One camera also contained some exposed film.

These were the pictures from our last trip together. We went to Puerto Rico with her parents in January of 2006.

I took the camera to CVS, bought some new batteries, and put them in the camera. I rewound the film and dropped it off to be developed.

There were lots of great pictures of me and Nate.

Not one picture of Sarah.

The Story Goes On

Sarah died a year ago this morning.

The following is the e-mail message I sent out that evening. Most of you have seen it before, but I don’t think I can improve on it, so here it is again.

I hope none of you has spent as much time in hospitals as we have these past few months. We have come to know them far too well.

One of the things we’ve gotten used to is the constant presence of the public address system.
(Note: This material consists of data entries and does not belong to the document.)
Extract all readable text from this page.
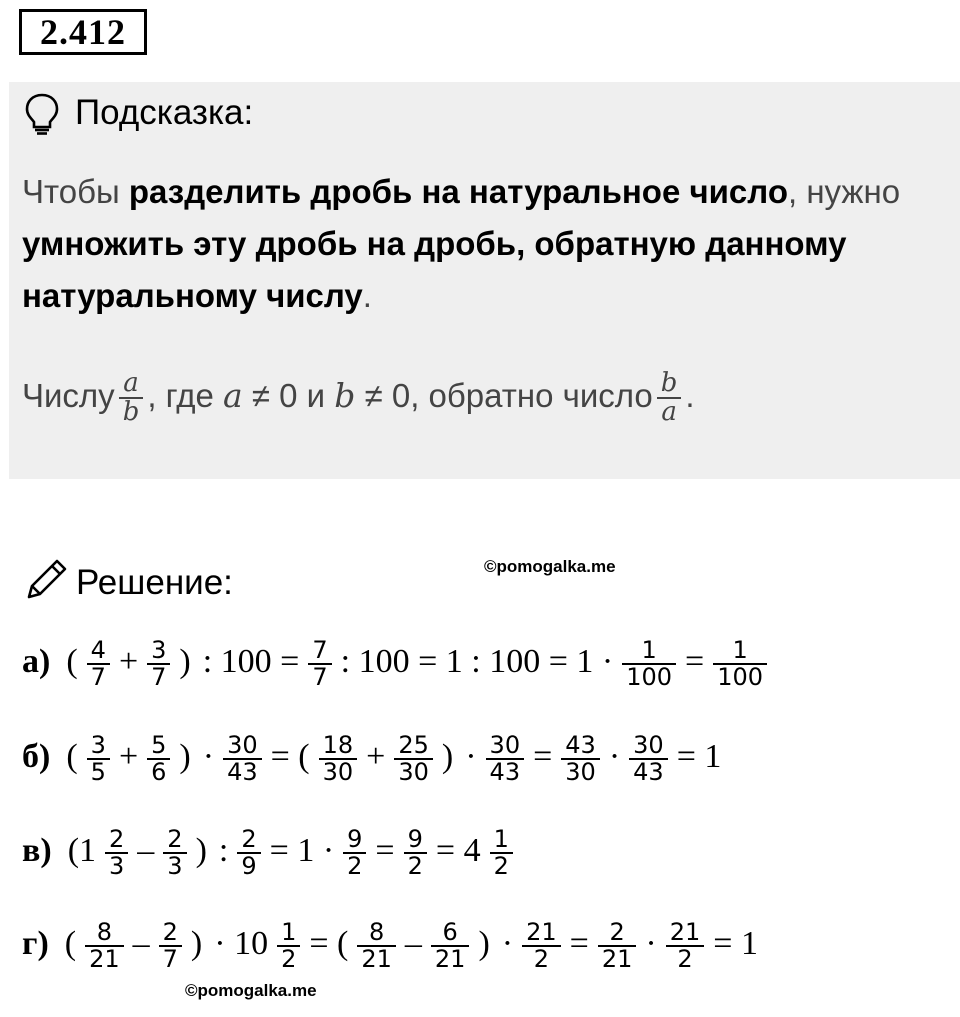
2.412
Подсказка:
Чтобы разделить дробь на натуральное число, нужно умножить эту дробь на дробь, обратную данному натуральному числу.
Числу $\frac{a}{b}$ , где a ≠ 0 и b ≠ 0, обратно число $\frac{b}{a}$ .
Решение:	©pomogalka.me
а) ( $\frac{4}{7} + \frac{3}{7}$ ) : $100 = \frac{7}{7}$ : 100 = 1 : $100 = 1 \cdot \frac{1}{100} = \frac{1}{100}$
б) ( $\frac{3}{5} + \frac{5}{6}$ ) · $\frac{30}{43}$ = ( $\frac{18}{30} + \frac{25}{30}$ ) · $\frac{30}{43} = \frac{43}{30} \cdot \frac{30}{43} = 1$
в) ($1 \frac{2}{3} - \frac{2}{3}$ ) : $\frac{2}{9} = 1 \cdot \frac{9}{2} = \frac{9}{2} = 4 \frac{1}{2}$
г) ( $\frac{8}{21} - \frac{2}{7}$ ) · $10 \frac{1}{2}$ = ( $\frac{8}{21} - \frac{6}{21}$ ) · $\frac{21}{2} = \frac{2}{21} \cdot \frac{21}{2} = 1$
©pomogalka.me
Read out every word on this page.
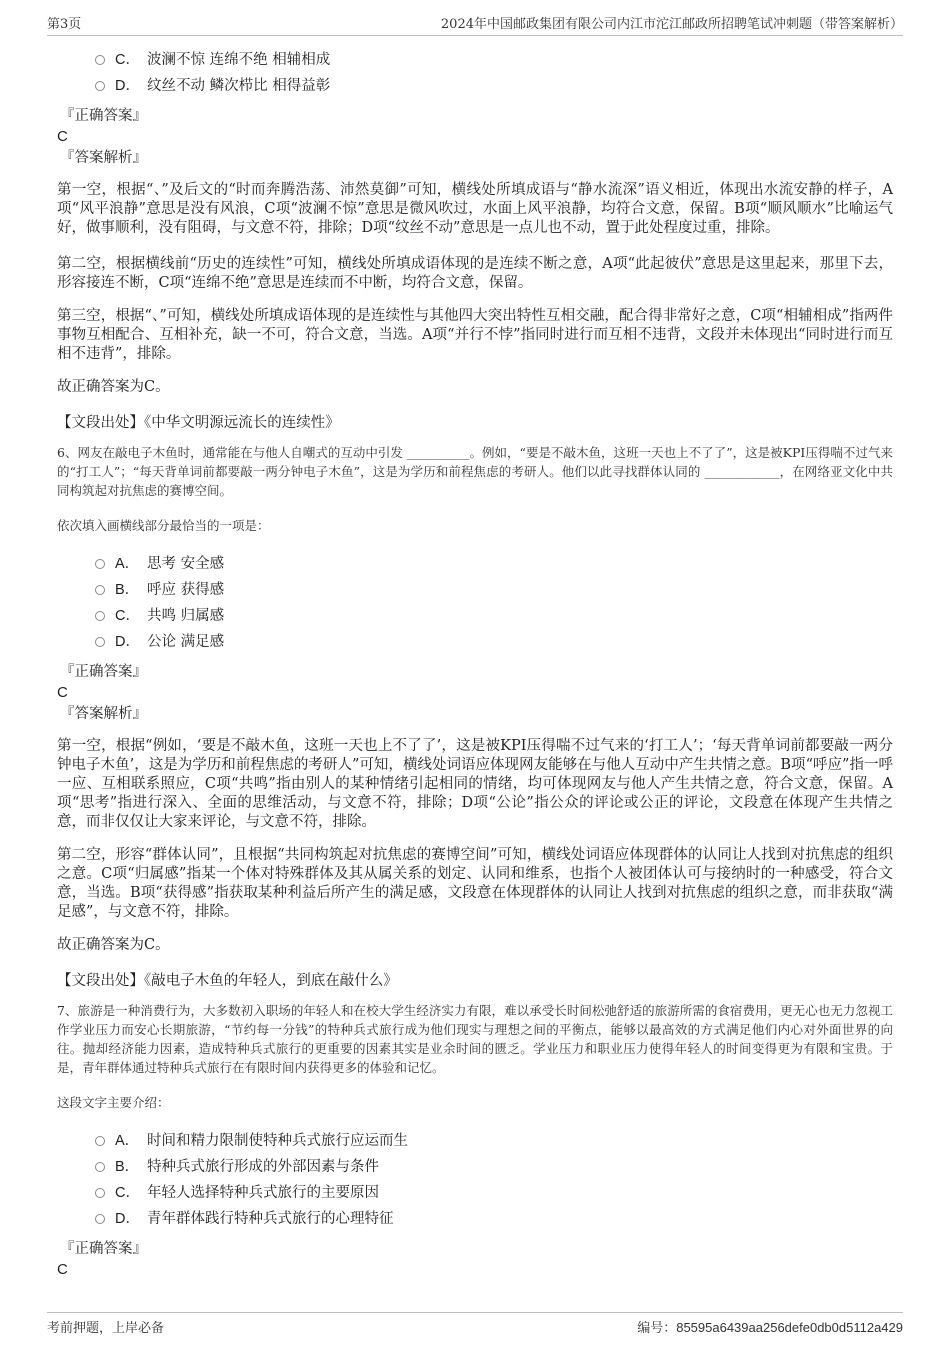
第3页	2024年中国邮政集团有限公司内江市沱江邮政所招聘笔试冲刺题（带答案解析）
C． 波澜不惊 连绵不绝 相辅相成
D． 纹丝不动 鳞次栉比 相得益彰
『正确答案』
C
『答案解析』

第一空，根据“、”及后文的“时而奔腾浩荡、沛然莫御”可知，横线处所填成语与“静水流深”语义相近，体现出水流安静的样子，A项“风平浪静”意思是没有风浪，C项“波澜不惊”意思是微风吹过，水面上风平浪静，均符合文意，保留。B项“顺风顺水”比喻运气好，做事顺利，没有阻碍，与文意不符，排除；D项“纹丝不动”意思是一点儿也不动，置于此处程度过重，排除。

第二空，根据横线前“历史的连续性”可知，横线处所填成语体现的是连续不断之意，A项“此起彼伏”意思是这里起来，那里下去，形容接连不断，C项“连绵不绝”意思是连续而不中断，均符合文意，保留。

第三空，根据“、”可知，横线处所填成语体现的是连续性与其他四大突出特性互相交融，配合得非常好之意，C项“相辅相成”指两件事物互相配合、互相补充，缺一不可，符合文意，当选。A项“并行不悖”指同时进行而互相不违背，文段并未体现出“同时进行而互相不违背”，排除。

故正确答案为C。

【文段出处】《中华文明源远流长的连续性》

6、网友在敲电子木鱼时，通常能在与他人自嘲式的互动中引发 __________。例如，“要是不敲木鱼，这班一天也上不了了”，这是被KPI压得喘不过气来的“打工人”；“每天背单词前都要敲一两分钟电子木鱼”，这是为学历和前程焦虑的考研人。他们以此寻找群体认同的 ____________，在网络亚文化中共同构筑起对抗焦虑的赛博空间。

依次填入画横线部分最恰当的一项是：

A． 思考 安全感
B． 呼应 获得感
C． 共鸣 归属感
D． 公论 满足感
『正确答案』
C
『答案解析』

第一空，根据“例如，‘要是不敲木鱼，这班一天也上不了了’，这是被KPI压得喘不过气来的‘打工人’；‘每天背单词前都要敲一两分钟电子木鱼’，这是为学历和前程焦虑的考研人”可知，横线处词语应体现网友能够在与他人互动中产生共情之意。B项“呼应”指一呼一应、互相联系照应，C项“共鸣”指由别人的某种情绪引起相同的情绪，均可体现网友与他人产生共情之意，符合文意，保留。A项“思考”指进行深入、全面的思维活动，与文意不符，排除；D项“公论”指公众的评论或公正的评论，文段意在体现产生共情之意，而非仅仅让大家来评论，与文意不符，排除。

第二空，形容“群体认同”，且根据“共同构筑起对抗焦虑的赛博空间”可知，横线处词语应体现群体的认同让人找到对抗焦虑的组织之意。C项“归属感”指某一个体对特殊群体及其从属关系的划定、认同和维系，也指个人被团体认可与接纳时的一种感受，符合文意，当选。B项“获得感”指获取某种利益后所产生的满足感，文段意在体现群体的认同让人找到对抗焦虑的组织之意，而非获取“满足感”，与文意不符，排除。

故正确答案为C。

【文段出处】《敲电子木鱼的年轻人，到底在敲什么》

7、旅游是一种消费行为，大多数初入职场的年轻人和在校大学生经济实力有限，难以承受长时间松弛舒适的旅游所需的食宿费用，更无心也无力忽视工作学业压力而安心长期旅游，“节约每一分钱”的特种兵式旅行成为他们现实与理想之间的平衡点，能够以最高效的方式满足他们内心对外面世界的向往。抛却经济能力因素，造成特种兵式旅行的更重要的因素其实是业余时间的匮乏。学业压力和职业压力使得年轻人的时间变得更为有限和宝贵。于是，青年群体通过特种兵式旅行在有限时间内获得更多的体验和记忆。

这段文字主要介绍：

A． 时间和精力限制使特种兵式旅行应运而生
B． 特种兵式旅行形成的外部因素与条件
C． 年轻人选择特种兵式旅行的主要原因
D． 青年群体践行特种兵式旅行的心理特征
『正确答案』
C
考前押题，上岸必备	编号：85595a6439aa256defe0db0d5112a429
Rather than an announcer, frequently one will hear a soft “bong” or “bong-bong” over the speaker system to indicate that Doctor Someone should call someone else.

Sarah spent her last 24 hours at Cambridge Hospital, where they make extensive use of these bells. We listened to them ding and bonk all through the long night. As Sarah was breathing her last, the speaker system came on and the bells played “Twinkle, Twinkle, Little Star” softly, once through. It signaled that a new baby had just been born.